Всё ближе и ближе подходя к островку семейного тепла, Луна с удивлением для самой себя робела. Улыбки смертных и в, некоторых чертах, простодушных пони были яркими и неподдельными, но они, от всей своей излучающей чистоты, казались слишком безупречными, слишком… Слишком прекрасными, чтобы не суметь не завидовать.
— Приветствую вас всех, многоуважаемые Спарклы, — учтиво поприветствовала она эту крепкую семью, по которой, в собственной неконтролируемой злобе, нанесла тяжкий удар.
— Ваше Высочество! – Подорвавшись с места, подтянутый и собранный Шайнинг мигом выдвинул для венценосной особы добротный деревянный стул. Скромно улыбнувшись, Луна кивнула головой.
— Большое спасибо, Армор, ты воистину галантный кавалер, — похвалила она вновь покрывшегося пунцом юношу. – Повезёт же твоей даме сердца. – Эти слова, сказанные непроизвольно, вырвались при виде двух ярчайших глаз, окутывавших её своим блеском и сиянием.
— Я знала… знала, — прошептала Кейденс, с восхищением глядя на сидевшую перед ней кобылицу.
— Здравствуй, — чуть вздохнув, начала Луна,- Кейденс, я многое о тебе слышала от сестры, — Приоткрыв ротик, кобылка была готова завалить тонной вопросов свою новоявленную тётушку, но та, подняв копыто, остановила её.
— Все вопросы под сенью света и дня, моя племянница, до той же поры я оставлю свои тайны при себе, — добродушно пресекла Луна, повернувшись к севшей рядом сестре.
— Смею тебя заверить, наша племянница просто вылитая красавица.
— Ещё бы, ведь пони в первую очередь красит не тело, но душа. А душа прекрасная – есть душа вечная. Кейденс тебе обязательно понравится, Луна, — проговорила Селестия, ставя перед сестрой дышащий нежностью кусок черничного пирога. – Твой любимый.
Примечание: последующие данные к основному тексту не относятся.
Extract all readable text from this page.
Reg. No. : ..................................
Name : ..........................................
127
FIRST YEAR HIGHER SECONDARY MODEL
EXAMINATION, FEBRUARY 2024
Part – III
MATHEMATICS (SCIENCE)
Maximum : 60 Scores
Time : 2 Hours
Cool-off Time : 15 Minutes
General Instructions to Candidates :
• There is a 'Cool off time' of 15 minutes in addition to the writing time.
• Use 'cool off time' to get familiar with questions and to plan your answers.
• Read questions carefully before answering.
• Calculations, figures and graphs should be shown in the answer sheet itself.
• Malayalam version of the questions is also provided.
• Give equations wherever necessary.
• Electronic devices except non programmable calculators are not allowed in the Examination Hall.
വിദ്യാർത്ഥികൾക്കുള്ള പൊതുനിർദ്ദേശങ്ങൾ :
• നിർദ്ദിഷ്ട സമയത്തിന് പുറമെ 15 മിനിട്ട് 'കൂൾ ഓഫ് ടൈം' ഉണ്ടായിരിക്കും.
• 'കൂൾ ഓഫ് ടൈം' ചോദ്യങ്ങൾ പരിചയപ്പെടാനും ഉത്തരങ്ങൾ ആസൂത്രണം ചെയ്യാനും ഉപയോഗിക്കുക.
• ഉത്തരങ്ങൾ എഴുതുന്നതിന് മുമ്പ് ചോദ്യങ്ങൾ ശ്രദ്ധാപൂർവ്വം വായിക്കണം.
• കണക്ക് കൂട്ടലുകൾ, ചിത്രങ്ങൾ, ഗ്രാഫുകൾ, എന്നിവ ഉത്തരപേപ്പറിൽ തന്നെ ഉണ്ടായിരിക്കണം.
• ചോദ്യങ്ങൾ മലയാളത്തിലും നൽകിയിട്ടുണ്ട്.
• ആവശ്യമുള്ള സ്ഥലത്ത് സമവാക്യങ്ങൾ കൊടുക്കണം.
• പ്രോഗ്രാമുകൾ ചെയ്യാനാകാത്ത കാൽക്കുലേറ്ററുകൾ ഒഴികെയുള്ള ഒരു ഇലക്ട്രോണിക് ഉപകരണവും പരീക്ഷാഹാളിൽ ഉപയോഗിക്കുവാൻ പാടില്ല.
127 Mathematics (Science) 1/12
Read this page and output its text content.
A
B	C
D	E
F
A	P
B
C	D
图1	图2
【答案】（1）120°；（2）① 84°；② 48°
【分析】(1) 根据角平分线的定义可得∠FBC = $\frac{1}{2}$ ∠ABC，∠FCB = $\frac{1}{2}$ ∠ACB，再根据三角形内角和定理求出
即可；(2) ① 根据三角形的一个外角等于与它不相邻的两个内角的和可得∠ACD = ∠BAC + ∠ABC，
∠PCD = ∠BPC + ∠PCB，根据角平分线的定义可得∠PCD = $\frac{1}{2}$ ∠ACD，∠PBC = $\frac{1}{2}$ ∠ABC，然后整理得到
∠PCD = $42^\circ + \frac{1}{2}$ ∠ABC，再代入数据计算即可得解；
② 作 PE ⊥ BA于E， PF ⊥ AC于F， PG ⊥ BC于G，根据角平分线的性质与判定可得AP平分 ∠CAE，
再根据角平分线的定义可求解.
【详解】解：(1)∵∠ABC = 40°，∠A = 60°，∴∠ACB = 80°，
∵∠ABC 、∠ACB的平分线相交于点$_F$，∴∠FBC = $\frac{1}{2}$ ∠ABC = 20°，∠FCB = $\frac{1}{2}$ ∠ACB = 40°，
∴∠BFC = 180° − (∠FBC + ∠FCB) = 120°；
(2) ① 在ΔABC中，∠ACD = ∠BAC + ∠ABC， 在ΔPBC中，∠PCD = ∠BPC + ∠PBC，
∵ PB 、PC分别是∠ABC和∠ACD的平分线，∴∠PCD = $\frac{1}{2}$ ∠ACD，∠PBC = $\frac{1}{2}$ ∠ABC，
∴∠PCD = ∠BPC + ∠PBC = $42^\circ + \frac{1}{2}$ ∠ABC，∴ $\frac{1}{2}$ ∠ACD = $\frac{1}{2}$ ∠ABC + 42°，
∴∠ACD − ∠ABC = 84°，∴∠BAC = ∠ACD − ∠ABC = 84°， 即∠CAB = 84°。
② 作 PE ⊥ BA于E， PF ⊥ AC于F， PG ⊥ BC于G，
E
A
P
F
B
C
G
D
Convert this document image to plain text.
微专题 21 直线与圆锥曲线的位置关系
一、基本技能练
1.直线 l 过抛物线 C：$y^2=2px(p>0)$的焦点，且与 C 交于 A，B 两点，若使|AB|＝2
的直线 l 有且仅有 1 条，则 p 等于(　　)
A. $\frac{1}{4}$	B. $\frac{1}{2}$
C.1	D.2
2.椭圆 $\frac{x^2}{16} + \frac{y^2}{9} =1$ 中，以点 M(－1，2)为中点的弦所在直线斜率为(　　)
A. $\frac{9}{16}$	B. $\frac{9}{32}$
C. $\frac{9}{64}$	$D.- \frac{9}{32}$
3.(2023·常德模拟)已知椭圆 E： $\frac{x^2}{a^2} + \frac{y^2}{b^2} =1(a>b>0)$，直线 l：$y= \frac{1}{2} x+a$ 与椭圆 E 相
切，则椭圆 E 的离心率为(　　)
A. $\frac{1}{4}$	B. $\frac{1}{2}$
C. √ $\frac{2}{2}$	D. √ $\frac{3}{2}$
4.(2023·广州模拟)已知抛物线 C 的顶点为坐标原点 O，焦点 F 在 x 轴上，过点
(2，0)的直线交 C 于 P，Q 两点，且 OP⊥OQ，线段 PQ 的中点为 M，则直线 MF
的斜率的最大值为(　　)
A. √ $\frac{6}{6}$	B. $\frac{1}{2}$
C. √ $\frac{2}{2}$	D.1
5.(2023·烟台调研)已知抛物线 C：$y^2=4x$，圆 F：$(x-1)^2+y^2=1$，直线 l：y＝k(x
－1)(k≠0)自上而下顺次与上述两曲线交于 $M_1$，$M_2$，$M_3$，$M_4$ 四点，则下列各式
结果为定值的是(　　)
— Веришь или нет, но такое ощущение, что я не ела его вот уже тысячу лет… — тихо произнесла ночная принцесса.
— Я знаю, сестрёнка… — с горечью прошептала Селестия с содроганием наблюдая за теми крошками, которыми довольствовалась Луна. Отщипывая по кусочку крохотной ложкой, принцесса с судорожным смакованием ела так, будто то был последний пикник в её жизни. Дёрнув головой, элемент смеха попытался было вновь вернуть себе тот ураганный задор, но сила Смеха, давнего её спутника, уже очень давно и неумолимо стал уходить, оставляя её одну с мрачными мыслями одинокого правителя. Улыбка Селестии, такая заразительная и вечная, исчезла в тот самый момент, когда второго носителя элементов не стало. Смех стал обременять, а радость на долгие годы потускнела.
— Но теперь… – Вздох. – Скоро, очень скоро я буду заносить тебе его в спальню целыми ящиками, и только попробуй отвертеться хоть от одного, — напустив дежурную улыбку, произнесла старшая сестра.
— Надеюсь, — чуть слышно донёсся ответ. Гробовое молчание, грозившее наступить после этих слов, было прервано мастерски, умеючи и по-детски наивно. Так, как это умеют дети.
— Принцесса Луна, а правда, что Вы и есть та самая Ночная Пони?! – с восторгом взрезал тишину яркий и звонкий голосок жеребёнка. Тьма, тянувшая свои сети за пропавшим аватаром, отпрянула было вновь, позволив первым вечерним звёздам осветить поляну своим далёким, но всё же гармоничным светом.
— А откуда… — начала было вопрос Луна, как жеребёнок, бросив на окружающих кроткий взгляд, тут же напустил на себя вид до невозможности поучительный, отчего аликорн даже усмехнулся.
— Ночная Пони – это персонаж эквестрийского фольклора, который охраняет наши сны от Лунной Пони, демона Ночи Кошмаров. Она… — продолжала сыпать фактами единорожка под всё более и более стекленеющий взгляд кобылицы.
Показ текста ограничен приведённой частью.